Je préfère mon petit marché hebdomadaire d'Aticama où on retrouve du dégriffé à trois sous. La frontière E-U/Mexique est bordée de centaines de bâtiments où on achète des fins de stocks des grandes marques. Les Mexicaines sont d'ailleurs fort bien habillées, jusque dans les petits villages. Et pas deux qui portent le même fond de stock, évidemment :)

Zut, je voulais parler du Vieux, pas d'Aticama !

À la fenêtre, en face, un appartement toujours désert, mais toujours illuminé. On dirait un musée. L'autre jour, j'y ai quand même vu un petit chien blanc. Était-ce le même jour que celui où j'ai croisé dans la rue le monsieur qui ressemblait tellement à son boxer ?

À Vincent...

(de Bordeaux, un spécial pour lui, qui a découvert ce blogue par hasard et me demande de continuer...)

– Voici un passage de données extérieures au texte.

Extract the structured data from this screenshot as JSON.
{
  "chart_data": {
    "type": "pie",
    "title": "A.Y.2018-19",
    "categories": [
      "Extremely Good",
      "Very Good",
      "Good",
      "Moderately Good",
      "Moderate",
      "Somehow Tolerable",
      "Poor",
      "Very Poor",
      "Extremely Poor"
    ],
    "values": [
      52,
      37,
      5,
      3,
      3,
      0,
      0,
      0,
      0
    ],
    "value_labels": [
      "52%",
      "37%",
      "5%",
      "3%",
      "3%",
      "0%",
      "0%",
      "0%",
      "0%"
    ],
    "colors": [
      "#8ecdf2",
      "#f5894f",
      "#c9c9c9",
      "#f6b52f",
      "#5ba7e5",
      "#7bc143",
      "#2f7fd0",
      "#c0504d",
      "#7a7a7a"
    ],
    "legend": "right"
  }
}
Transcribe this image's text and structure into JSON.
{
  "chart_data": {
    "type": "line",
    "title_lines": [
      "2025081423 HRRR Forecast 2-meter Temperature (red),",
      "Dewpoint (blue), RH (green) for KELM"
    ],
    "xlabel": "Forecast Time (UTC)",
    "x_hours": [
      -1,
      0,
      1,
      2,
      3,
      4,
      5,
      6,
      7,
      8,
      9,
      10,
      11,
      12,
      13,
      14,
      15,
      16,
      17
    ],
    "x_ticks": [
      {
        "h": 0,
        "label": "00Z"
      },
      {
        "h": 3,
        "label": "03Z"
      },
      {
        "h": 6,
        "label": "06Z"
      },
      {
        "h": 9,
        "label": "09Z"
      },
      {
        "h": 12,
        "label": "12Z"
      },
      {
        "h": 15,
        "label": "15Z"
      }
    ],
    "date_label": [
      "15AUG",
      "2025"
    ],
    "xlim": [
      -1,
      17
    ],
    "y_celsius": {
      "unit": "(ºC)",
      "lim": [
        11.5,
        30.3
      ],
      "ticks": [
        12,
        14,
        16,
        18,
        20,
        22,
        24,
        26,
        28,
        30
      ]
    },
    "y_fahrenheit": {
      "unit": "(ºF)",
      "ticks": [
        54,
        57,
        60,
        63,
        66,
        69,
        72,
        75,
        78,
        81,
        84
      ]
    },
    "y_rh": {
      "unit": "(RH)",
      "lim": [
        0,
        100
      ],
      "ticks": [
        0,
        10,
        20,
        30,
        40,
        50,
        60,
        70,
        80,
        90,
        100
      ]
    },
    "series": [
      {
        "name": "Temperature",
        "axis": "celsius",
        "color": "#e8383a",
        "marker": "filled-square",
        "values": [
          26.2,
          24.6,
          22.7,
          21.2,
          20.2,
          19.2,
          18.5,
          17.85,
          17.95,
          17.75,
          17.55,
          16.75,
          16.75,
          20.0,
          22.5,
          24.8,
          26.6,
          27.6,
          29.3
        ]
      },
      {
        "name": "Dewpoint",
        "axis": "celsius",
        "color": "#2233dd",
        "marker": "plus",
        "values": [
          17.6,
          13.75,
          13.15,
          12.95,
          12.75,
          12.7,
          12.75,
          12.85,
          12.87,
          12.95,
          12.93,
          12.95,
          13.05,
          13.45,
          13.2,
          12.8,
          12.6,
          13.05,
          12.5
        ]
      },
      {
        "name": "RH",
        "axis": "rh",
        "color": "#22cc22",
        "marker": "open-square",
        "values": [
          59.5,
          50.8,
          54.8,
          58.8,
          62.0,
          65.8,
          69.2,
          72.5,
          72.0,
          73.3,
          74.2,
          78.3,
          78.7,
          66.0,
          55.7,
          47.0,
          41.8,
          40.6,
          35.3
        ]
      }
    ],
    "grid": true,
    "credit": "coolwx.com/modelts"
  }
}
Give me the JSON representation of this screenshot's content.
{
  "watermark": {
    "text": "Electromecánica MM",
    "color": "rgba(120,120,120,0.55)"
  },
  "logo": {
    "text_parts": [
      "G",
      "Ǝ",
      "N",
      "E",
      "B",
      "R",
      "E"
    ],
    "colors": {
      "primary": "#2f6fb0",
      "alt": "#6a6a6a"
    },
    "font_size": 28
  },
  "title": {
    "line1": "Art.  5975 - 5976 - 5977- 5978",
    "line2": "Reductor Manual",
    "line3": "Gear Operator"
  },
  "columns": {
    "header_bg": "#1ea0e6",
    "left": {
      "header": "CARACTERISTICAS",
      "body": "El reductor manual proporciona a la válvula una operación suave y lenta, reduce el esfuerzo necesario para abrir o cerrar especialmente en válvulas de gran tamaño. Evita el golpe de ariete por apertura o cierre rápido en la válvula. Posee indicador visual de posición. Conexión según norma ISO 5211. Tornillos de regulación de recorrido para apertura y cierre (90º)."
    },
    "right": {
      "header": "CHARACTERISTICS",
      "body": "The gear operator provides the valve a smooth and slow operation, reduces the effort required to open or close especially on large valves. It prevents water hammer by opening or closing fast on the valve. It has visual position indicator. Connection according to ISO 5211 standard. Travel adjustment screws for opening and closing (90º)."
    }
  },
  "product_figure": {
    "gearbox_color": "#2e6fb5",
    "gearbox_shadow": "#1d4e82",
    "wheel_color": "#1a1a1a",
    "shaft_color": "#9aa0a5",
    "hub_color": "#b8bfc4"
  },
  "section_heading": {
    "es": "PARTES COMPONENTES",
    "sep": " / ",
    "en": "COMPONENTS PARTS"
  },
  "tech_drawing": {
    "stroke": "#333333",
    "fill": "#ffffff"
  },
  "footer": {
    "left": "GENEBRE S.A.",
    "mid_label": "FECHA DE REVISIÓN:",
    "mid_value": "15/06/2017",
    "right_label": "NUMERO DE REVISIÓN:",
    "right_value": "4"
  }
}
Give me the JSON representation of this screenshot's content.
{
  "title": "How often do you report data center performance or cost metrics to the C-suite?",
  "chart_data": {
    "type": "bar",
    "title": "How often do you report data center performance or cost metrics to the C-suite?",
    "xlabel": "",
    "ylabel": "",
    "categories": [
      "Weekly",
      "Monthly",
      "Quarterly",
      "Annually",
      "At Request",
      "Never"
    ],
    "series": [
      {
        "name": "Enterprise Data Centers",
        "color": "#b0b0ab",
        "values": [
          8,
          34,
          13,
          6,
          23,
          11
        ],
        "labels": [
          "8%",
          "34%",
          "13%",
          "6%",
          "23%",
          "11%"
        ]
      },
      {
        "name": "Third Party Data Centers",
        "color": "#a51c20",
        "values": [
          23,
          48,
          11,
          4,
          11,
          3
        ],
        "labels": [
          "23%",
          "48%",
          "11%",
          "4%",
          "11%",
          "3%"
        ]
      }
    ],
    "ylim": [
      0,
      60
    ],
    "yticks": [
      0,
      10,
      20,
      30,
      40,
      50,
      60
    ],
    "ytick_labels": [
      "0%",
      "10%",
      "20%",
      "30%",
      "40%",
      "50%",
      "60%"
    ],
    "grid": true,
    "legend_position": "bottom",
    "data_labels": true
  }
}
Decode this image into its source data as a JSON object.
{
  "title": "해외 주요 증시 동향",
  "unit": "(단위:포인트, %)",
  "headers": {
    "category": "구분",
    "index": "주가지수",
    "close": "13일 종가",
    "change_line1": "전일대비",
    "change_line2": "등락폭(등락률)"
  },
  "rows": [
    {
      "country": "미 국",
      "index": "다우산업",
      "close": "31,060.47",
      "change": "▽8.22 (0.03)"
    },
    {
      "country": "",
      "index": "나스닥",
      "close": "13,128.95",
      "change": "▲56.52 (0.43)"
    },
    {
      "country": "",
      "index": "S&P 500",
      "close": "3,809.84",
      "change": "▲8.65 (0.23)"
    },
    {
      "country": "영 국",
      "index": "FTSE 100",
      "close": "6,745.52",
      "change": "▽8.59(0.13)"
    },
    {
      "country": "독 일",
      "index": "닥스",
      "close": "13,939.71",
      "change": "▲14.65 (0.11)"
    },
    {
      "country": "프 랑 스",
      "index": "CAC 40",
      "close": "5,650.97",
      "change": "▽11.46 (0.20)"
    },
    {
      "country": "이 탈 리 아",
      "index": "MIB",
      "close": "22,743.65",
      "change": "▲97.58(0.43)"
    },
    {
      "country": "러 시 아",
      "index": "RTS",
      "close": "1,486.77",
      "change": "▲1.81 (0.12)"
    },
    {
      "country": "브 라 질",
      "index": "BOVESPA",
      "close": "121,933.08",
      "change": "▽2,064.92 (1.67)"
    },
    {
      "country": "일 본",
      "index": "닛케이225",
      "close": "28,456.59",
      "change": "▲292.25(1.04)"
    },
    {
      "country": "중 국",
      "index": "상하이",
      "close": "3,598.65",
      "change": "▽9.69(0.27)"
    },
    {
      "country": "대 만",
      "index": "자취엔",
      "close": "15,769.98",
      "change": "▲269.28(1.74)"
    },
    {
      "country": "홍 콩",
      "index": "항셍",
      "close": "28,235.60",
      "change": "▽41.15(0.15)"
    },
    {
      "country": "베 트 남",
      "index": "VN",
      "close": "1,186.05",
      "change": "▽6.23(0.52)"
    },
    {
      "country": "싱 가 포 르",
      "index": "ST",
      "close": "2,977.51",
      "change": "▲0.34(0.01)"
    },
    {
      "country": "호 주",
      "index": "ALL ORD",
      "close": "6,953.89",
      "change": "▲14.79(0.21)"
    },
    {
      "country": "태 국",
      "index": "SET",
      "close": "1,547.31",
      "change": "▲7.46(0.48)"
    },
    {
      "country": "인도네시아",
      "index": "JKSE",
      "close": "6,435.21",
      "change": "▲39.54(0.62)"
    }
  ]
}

Je croyais que Montréal, en avril, c'était atroce parce que l'hiver n'en finissait plus de finir.
Mais non. Il n'a pas besoin de son hiver passé pour être morne, triste, froid, gris.
Et puis les gens qu'on rencontre dans la rue, qui semblent habillés pour affronter l'Anapurna !

J'ai envie de voir des mollets velus au bas de shorts, des épaules de filles, des nombrils qui s'échappent de camisoles, des gougounes, des bourgeons dans des arbres, des bouts de feuilles de tulipes !

Mais, ce soir, les toits qu'on voit depuis le salon sont blancs. Et il faut vraiment le vouloir, fumer une cigarette dans la fenêtre ouverte !



Ah, l'appartement !
Le luxe un peu passé, les trucs qui se déglinguent tranquillement (comme nous), la machine à vaisselle qui coule, les portes escamotables qui n'escamotent plus, le tapis blanc qui a subi les outrages du temps (note à MH: un peu de savon à vaisselle, et les taches de vin ont totalement disparu, t'inquiète !); les téléphones qui semblent surgis d'un fond de grenier...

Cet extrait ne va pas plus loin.